Bisnis.com, JAKARTA — Ekspor Korea Selatan kembali mengalami kontraksi pada Mei 2025, tertekan oleh lesunya permintaan global dan memanasnya tensi dagang akibat kebijakan tarif besar-besaran yang diterapkan Presiden AS Donald Trump.
Melansir Bloomberg, Senin (2/6/2025), Kantor Bea Cukai Korea Selatan mencatat, ekspor menyusut 1,3% secara tahunan. Meski negatif, angka ini masih lebih baik dari perkiraan para ekonom yang memperkirakan penurunan hingga 2,4%.
Rata-rata ekspor harian naik tipis 1% dari tahun sebelumnya, menandakan pelemahan ekspor masih terbatas. Di sisi lain, impor turun 5,3%, mendorong surplus perdagangan Korea Selatan melebar menjadi US$6,9 miliar.

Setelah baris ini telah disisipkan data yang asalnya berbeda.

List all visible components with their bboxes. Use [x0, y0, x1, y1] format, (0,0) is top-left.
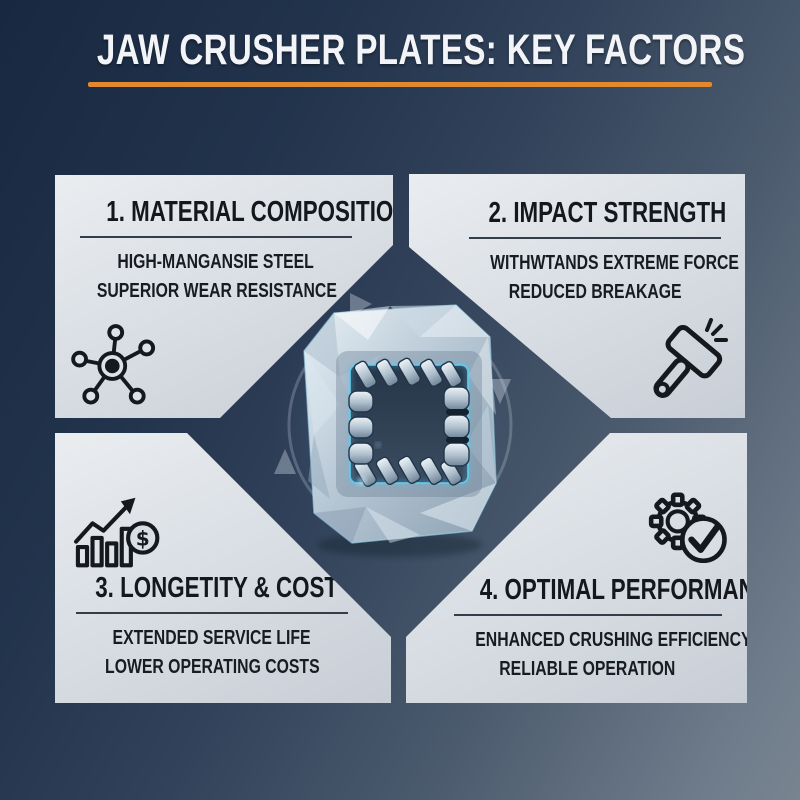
panel-4-heading: 4. OPTIMAL PERFORMANCE — [479, 574, 786, 606]
panel-3-text: 3. LONGETITY & COST EXTENDED SERVICE LIF… — [59, 572, 365, 681]
header: JAW CRUSHER PLATES: KEY FACTORS — [0, 26, 800, 88]
panel-4-line-1: ENHANCED CRUSHING EFFICIENCY — [475, 627, 752, 651]
panel-4-text: 4. OPTIMAL PERFORMANCE ENHANCED CRUSHING… — [434, 574, 786, 683]
title-accent-rule — [88, 82, 712, 88]
jaw-crusher-plate-3d — [270, 285, 530, 565]
panel-4-line-2: RELIABLE OPERATION — [499, 657, 676, 680]
panel-1-underline — [80, 235, 352, 238]
panel-3-line-1: EXTENDED SERVICE LIFE — [113, 625, 311, 649]
panel-4-underline — [453, 613, 722, 616]
panel-2-underline — [469, 236, 721, 239]
panel-2-line-1: WITHWTANDS EXTREME FORCE — [490, 250, 739, 274]
panel-1-line-2: SUPERIOR WEAR RESISTANCE — [96, 279, 337, 302]
panel-1-text: 1. MATERIAL COMPOSITION HIGH-MANGANSIE S… — [61, 196, 410, 305]
panel-2-heading: 2. IMPACT STRENGTH — [488, 197, 727, 229]
sparkle — [358, 477, 366, 485]
panel-2-text: 2. IMPACT STRENGTH WITHWTANDS EXTREME FO… — [453, 197, 739, 306]
crusher-teeth — [348, 357, 470, 487]
rotation-arrowheads-icon — [274, 293, 511, 474]
panel-3-underline — [76, 611, 348, 614]
gear-check-icon — [640, 481, 732, 569]
panel-1-heading: 1. MATERIAL COMPOSITION — [106, 196, 410, 228]
panel-1-line-1: HIGH-MANGANSIE STEEL — [117, 249, 315, 273]
molecule-icon — [71, 323, 157, 409]
hammer-icon — [631, 312, 731, 416]
growth-chart-dollar-icon: $ — [73, 485, 165, 569]
sparkle — [375, 442, 381, 448]
panel-2-line-2: REDUCED BREAKAGE — [508, 280, 682, 303]
svg-text:$: $ — [136, 526, 150, 550]
page-title: JAW CRUSHER PLATES: KEY FACTORS — [96, 26, 746, 74]
panel-3-heading: 3. LONGETITY & COST — [95, 572, 339, 604]
panel-3-line-2: LOWER OPERATING COSTS — [104, 655, 320, 678]
panel-material-composition: 1. MATERIAL COMPOSITION HIGH-MANGANSIE S… — [55, 175, 393, 418]
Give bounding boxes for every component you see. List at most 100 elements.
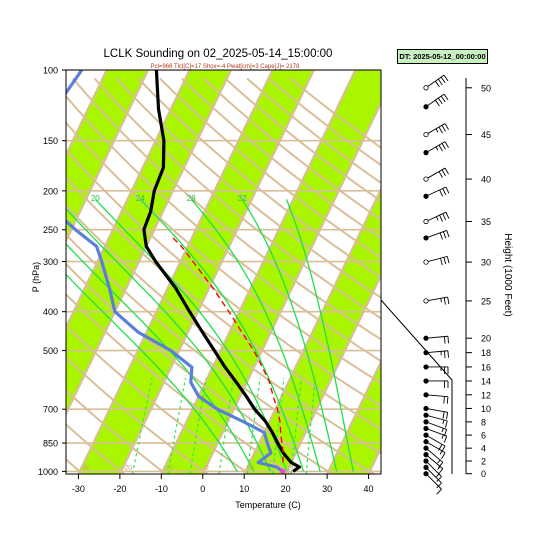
moist-adiabat-label: 32: [238, 194, 247, 203]
wind-barb-staff: [425, 454, 444, 470]
wind-barb-dot: [423, 432, 429, 438]
dry-adiabat: [115, 77, 381, 299]
wind-barb-half: [436, 216, 439, 221]
wind-barb: [423, 211, 450, 225]
y-axis-label: P (hPa): [31, 262, 41, 292]
height-tick-label: 2: [481, 457, 486, 467]
wind-barb-flag: [439, 189, 443, 197]
wind-barb-flag: [439, 214, 443, 222]
wind-barb-dot: [423, 364, 429, 370]
isotherm-line: [118, 70, 315, 474]
x-axis-label: Temperature (C): [235, 500, 301, 510]
chart-title: LCLK Sounding on 02_2025-05-14_15:00:00: [104, 48, 333, 60]
moist-adiabat-label: 24: [136, 194, 145, 203]
wind-barb-staff: [425, 421, 447, 430]
dewpoint-line: [66, 70, 284, 473]
wind-barb-flag: [445, 420, 448, 428]
wind-barb-dot: [423, 439, 429, 445]
parcel-line: [171, 236, 285, 463]
wind-barb: [423, 141, 449, 156]
wind-barb-flag: [443, 396, 445, 404]
wind-barb-flag: [442, 188, 447, 195]
height-tick-label: 4: [481, 444, 486, 454]
wind-barb-flag: [438, 171, 443, 178]
wind-barb-dot: [423, 176, 429, 182]
isotherm-band: [78, 70, 314, 474]
wind-barb-dot: [423, 104, 429, 110]
x-tick-label: 40: [364, 484, 374, 494]
wind-barb: [423, 471, 442, 495]
dry-adiabat: [66, 423, 126, 474]
isotherm-line: [0, 70, 24, 474]
wind-barb: [423, 296, 450, 305]
wind-barb-flag: [442, 231, 447, 239]
dewpoint-marker: [280, 468, 286, 474]
wind-barb-flag: [446, 230, 450, 238]
height-tick-label: 8: [481, 417, 486, 427]
isotherm-edge-label: -30: [80, 465, 90, 472]
wind-barb-dot: [423, 378, 429, 384]
temperature-line: [142, 70, 301, 473]
height-panel-edge: [380, 299, 453, 474]
wind-barb: [423, 350, 449, 359]
moist-adiabat-label: 20: [91, 194, 100, 203]
dry-adiabat: [66, 262, 334, 474]
wind-barb-dot: [423, 350, 429, 356]
dry-adiabat: [66, 458, 84, 474]
wind-barb-flag: [440, 258, 443, 266]
wind-barb-staff: [425, 141, 446, 154]
wind-barb-flag: [442, 213, 447, 221]
x-tick-label: -20: [113, 484, 126, 494]
wind-barb-flag: [442, 411, 445, 419]
wind-barb-flag: [446, 256, 450, 264]
wind-barb-flag: [443, 336, 446, 344]
wind-barb: [423, 464, 442, 489]
wind-barb-dot: [423, 464, 429, 470]
isotherm-line: [77, 70, 274, 474]
height-tick-label: 0: [481, 469, 486, 479]
moist-adiabat: [241, 198, 338, 472]
height-tick-label: 16: [481, 362, 491, 372]
x-tick-label: -10: [155, 484, 168, 494]
mixing-ratio-line: [218, 377, 235, 474]
isotherm-edge-label: 10: [246, 465, 254, 472]
wind-barb-flag: [445, 212, 450, 219]
wind-barb-flag: [443, 429, 448, 437]
y-tick-label: 250: [43, 225, 58, 235]
mixing-ratio-line: [167, 377, 187, 474]
wind-barb-dot: [423, 85, 429, 91]
wind-barb-staff: [425, 434, 446, 447]
wind-barb-flag: [440, 95, 446, 103]
height-tick-label: 20: [481, 334, 491, 344]
wind-barb: [423, 445, 444, 468]
dry-adiabat: [66, 175, 381, 431]
wind-barb-flag: [444, 141, 449, 148]
wind-barb-dot: [423, 405, 429, 412]
mixing-ratio-line: [189, 377, 207, 474]
wind-barb-flag: [438, 462, 444, 468]
wind-barb-staff: [425, 93, 445, 108]
mixing-ratio-line: [290, 377, 303, 474]
x-tick-label: 30: [322, 484, 332, 494]
dry-adiabat: [66, 324, 250, 474]
wind-barb: [423, 123, 449, 138]
wind-barb: [423, 419, 448, 437]
wind-barb-flag: [438, 444, 443, 451]
height-panel: [381, 300, 452, 474]
dry-adiabat: [66, 148, 381, 408]
wind-barb-half: [441, 434, 444, 439]
isotherm-line: [66, 70, 150, 244]
wind-barb-half: [435, 146, 439, 151]
wind-barb-half: [435, 473, 440, 478]
mixing-ratio-line: [246, 377, 261, 474]
y-tick-label: 1000: [38, 467, 58, 477]
wind-barb: [423, 93, 449, 110]
wind-barb: [423, 255, 450, 266]
wind-barb-flag: [441, 169, 446, 177]
mixing-ratio-line: [272, 377, 285, 474]
wind-barb-flag: [441, 445, 446, 453]
moist-adiabat: [66, 207, 271, 472]
wind-barb-half: [441, 428, 444, 433]
wind-barb-flag: [443, 257, 447, 265]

Kinerja ekspor tertekan terutama oleh penurunan 4,4% dalam pengiriman otomotif, sementara ekspor semikonduktor justru melonjak 21,2% secara tahunan — dua sektor utama penggerak perdagangan Korea Selatan.
Namun, pengiriman ke dua mitra dagang utama — Amerika Serikat dan China — juga mengalami penurunan, masing-masing 8,1% dan 8,4%.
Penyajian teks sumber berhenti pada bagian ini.